Midtjylland broke the rules in a single tie; it is fair that they forfeit the Europa League Group place but it would be grossly unfair to kick them out of that competition as the breach didn’t happen in the Europa League.

They are entitled to take part in the qualifying campaign.

The sensible thing here is to have them play the Czechs instead of us, probably in a one-off fixture rather than a two-legged affair.

But our game with the Czech side is already scheduled, and the minute it kicks off that creates a whole vortex of problems affecting Jablonec – who did nothing wrong – and AZ Alkmaar, who play the winners at the end of all this.

If we pursue this – and we have no choice, we’re a PLC and the board has responsibilities to its shareholders which can’t be overlooked or ignored – we will be accused of trying to sneak in the back door.

I mean far be it for the Scottish press to take the side of the Scottish club; we know what their response will be.

I couldn’t care less who stands in our way or what their agendas are.

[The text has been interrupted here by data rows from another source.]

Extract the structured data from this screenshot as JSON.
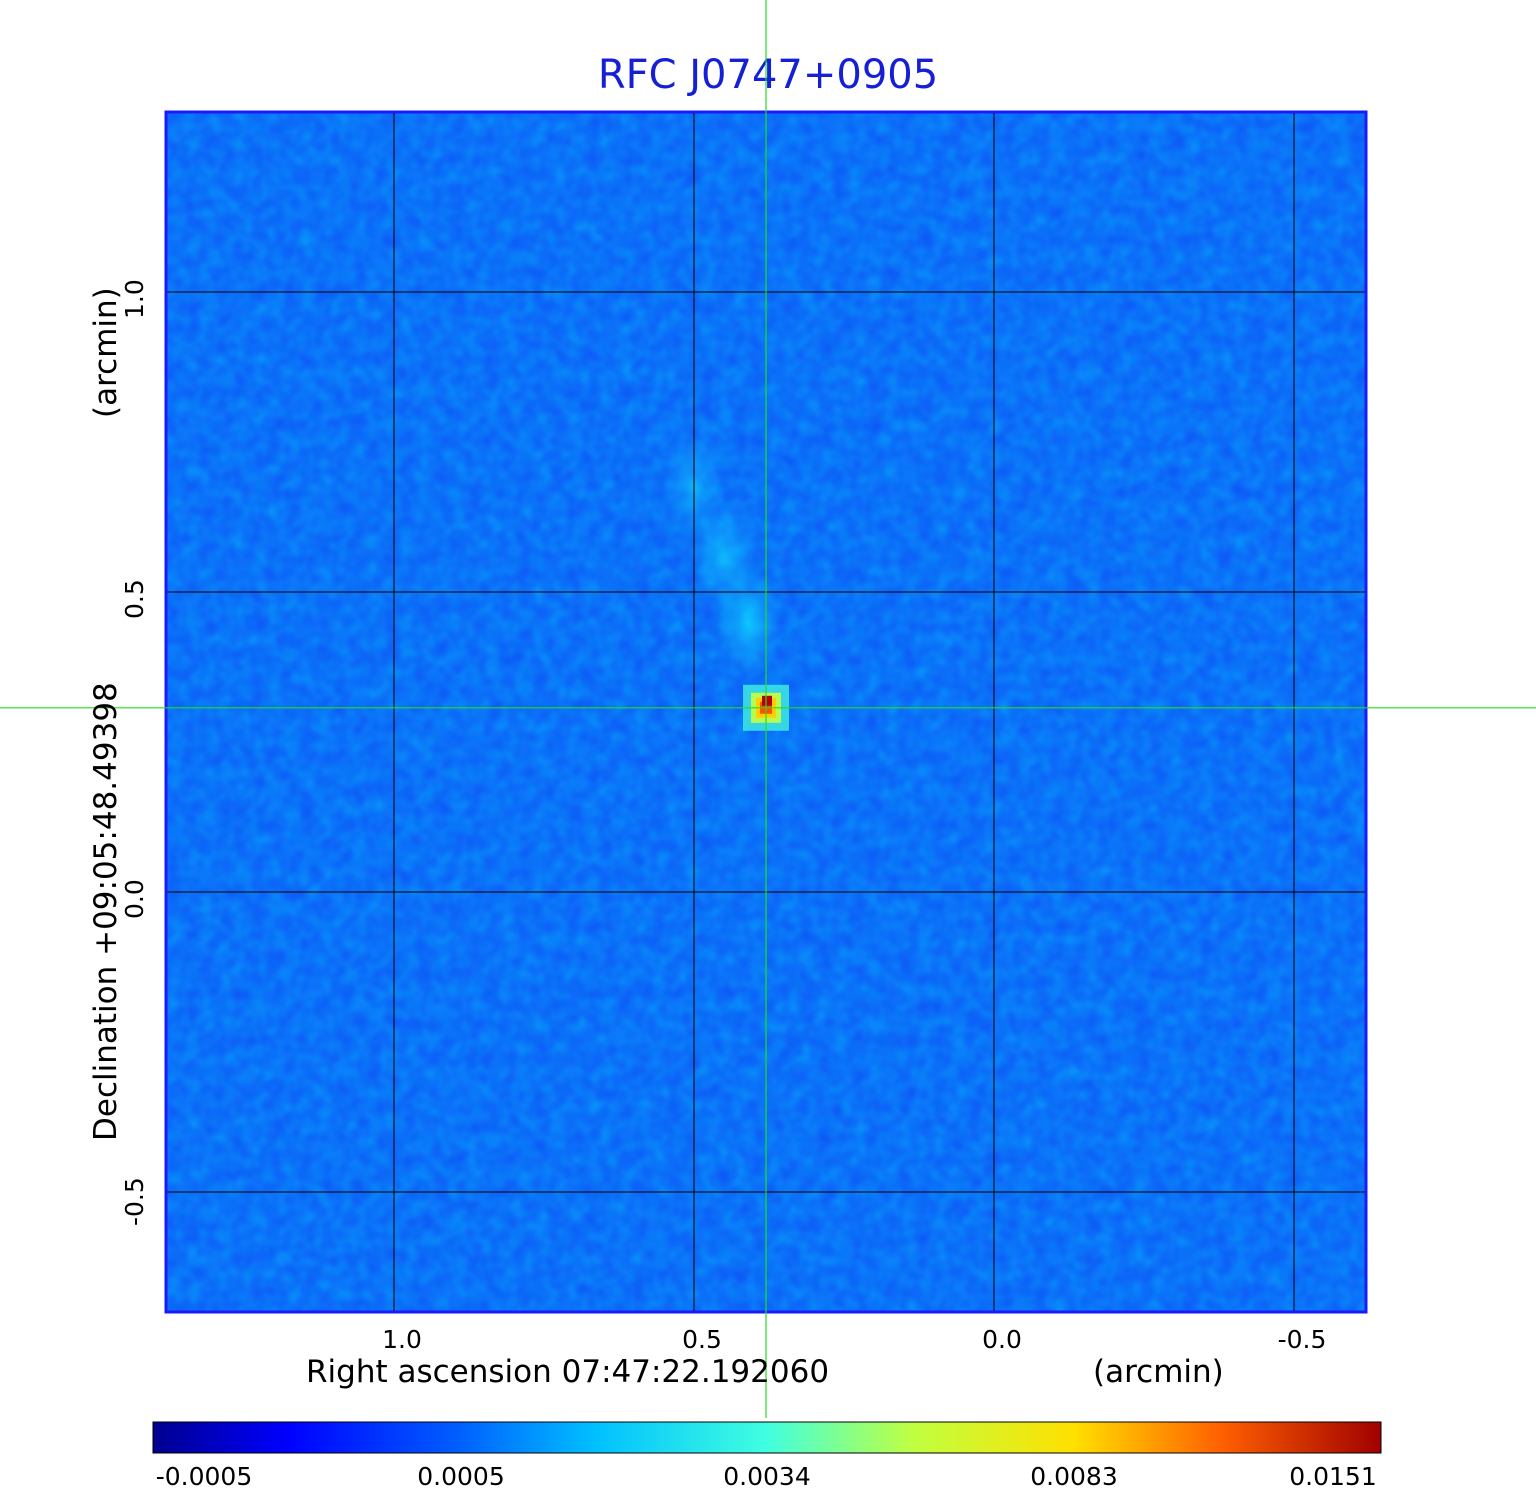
{
  "chart_data": {
    "type": "heatmap",
    "title": "RFC J0747+0905",
    "xlabel": "Right ascension  07:47:22.192060",
    "xunit": "(arcmin)",
    "ylabel": "Declination  +09:05:48.49398",
    "yunit": "(arcmin)",
    "xlim": [
      1.38,
      -0.62
    ],
    "ylim": [
      -0.7,
      1.3
    ],
    "xticks": [
      "1.0",
      "0.5",
      "0.0",
      "-0.5"
    ],
    "xtick_values": [
      1.0,
      0.5,
      0.0,
      -0.5
    ],
    "yticks": [
      "1.0",
      "0.5",
      "0.0",
      "-0.5"
    ],
    "ytick_values": [
      1.0,
      0.5,
      0.0,
      -0.5
    ],
    "grid": true,
    "colormap": "jet",
    "colorbar": {
      "ticks": [
        "-0.0005",
        "0.0005",
        "0.0034",
        "0.0083",
        "0.0151"
      ],
      "tick_values": [
        -0.0005,
        0.0005,
        0.0034,
        0.0083,
        0.0151
      ],
      "min": -0.0005,
      "max": 0.0151
    },
    "crosshair": {
      "x": 0.38,
      "y": 0.307
    },
    "source": {
      "peak": {
        "x": 0.38,
        "y": 0.307,
        "value": 0.0151
      },
      "jet": [
        {
          "x": 0.41,
          "y": 0.45,
          "value": 0.0009
        },
        {
          "x": 0.45,
          "y": 0.56,
          "value": 0.0006
        },
        {
          "x": 0.5,
          "y": 0.68,
          "value": 0.0003
        }
      ]
    }
  },
  "colors": {
    "title": "#1520d6",
    "crosshair": "#22dd22",
    "grid": "#000000",
    "frame": "#1a1aff"
  }
}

The sorry truth of it is that even in the event we get the Europa League group spot, we’re still the ones being disenfranchised because we weren’t given the opportunity to take on PSV, as we should have been.

We did nothing wrong here.

We’re the victims here.

PSV didn’t play against the ineligible player, we did.

Equally, it wasn’t our responsibility to make sure, in advance of this competition, that other clubs and their associations had dotted the I’s and crossed the T’s.

If there was the slightest doubt about his eligibility – and there clearly was – it should have been resolved before he took part in a UEFA competition.

If others were asleep at the well, too bad, so sad and hard lines.

The rules exist for a reason, and in this case the player was not eligible to take part in the Celtic tie and it doesn’t matter when that was discovered or “decided” or who brought it to light or what a tiny committee did without consulting us.

The rules were broken, and not by Celtic.

When Legia Warsaw pled mitigation UEFA rightly ignored it.

UEFA itself cannot enforce the rule in that case and in this one go a different way.

We are a member club and we have the right to due process here and if UEFA tries to wriggle around this they will be depriving us of that.

We are fully entitled – our board is required – to take that matter up with them, and to do whatever it takes to get restitution.

This is not a football matter; in an ideal world these things would be settled on the pitch.

It’s a matter of football governance, it’s a matter of the rules and regulations, it’s a matter of law and sometimes that trumps what happens in the games themselves.

In circumstances like this, it should.

Our board will rock this boat because they have to, but they should want to, first because it’s the right thing to do and secondly because they understand that even if there was no legal responsibility on them as directors of a PLC, the issue of illegally registered players is, to put it mildly, a touchy subject with the customer base.

As far as looking the other way on this goes, it’s a complete non-starter.

It is one of the few things that is absolutely non-negotiable with us.

So fasten your seatbelts, because this could be a whirlwind next 24 hours.